One of the limitations of this study is that besides the demonstration of the statistically significant higher burden of well-established MS common variants, we were unable to formally demonstrate the role of low-frequency and rare variants. Indeed, we did not identify a clear pathogenic variant shared by all affected family members, since the family structure does not allow a statistically significant linkage to be reached. In addition, we failed to observe a statistically significant replication in the multiplex families of the replication phase. Nevertheless, among those genes shared among all five affected family members of the index family containing variants with some predicted functional impact, we report a statistically significant enrichment in genes involved in the same biological processes—especially mRNA transport—and interestingly, a significant enrichment in genes implicated in neurodegenerative diseases. It is thus likely that some of these variants may contribute to the burden given by common variation, but without a strong effect.

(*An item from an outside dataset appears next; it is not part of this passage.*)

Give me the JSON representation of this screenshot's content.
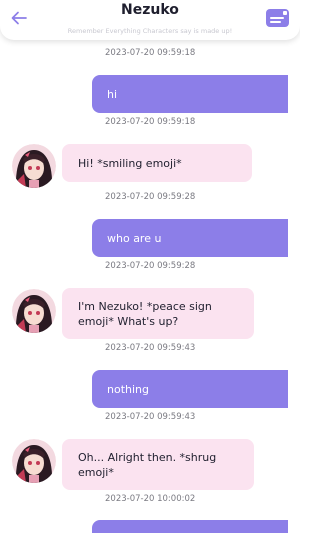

The hypothesis that common and rare genetic variants both contribute to the familial aggregation of large multiplex families has been demonstrated for other complex diseases, with several examples derived from psychiatric diseases [47].

5. Conclusions

In conclusion, for the large MS multiplex family analyzed in the present study, we hypothesize a possible pathogenic role of low-frequency and rare variants, in addition to the susceptibility provided by common well-established MS variants.

Further studies are needed to replicate these findings and to explore whether the high prevalence of MS in this family may be partly due to other shared factors, such as environmental exposure and epigenetic stimulation.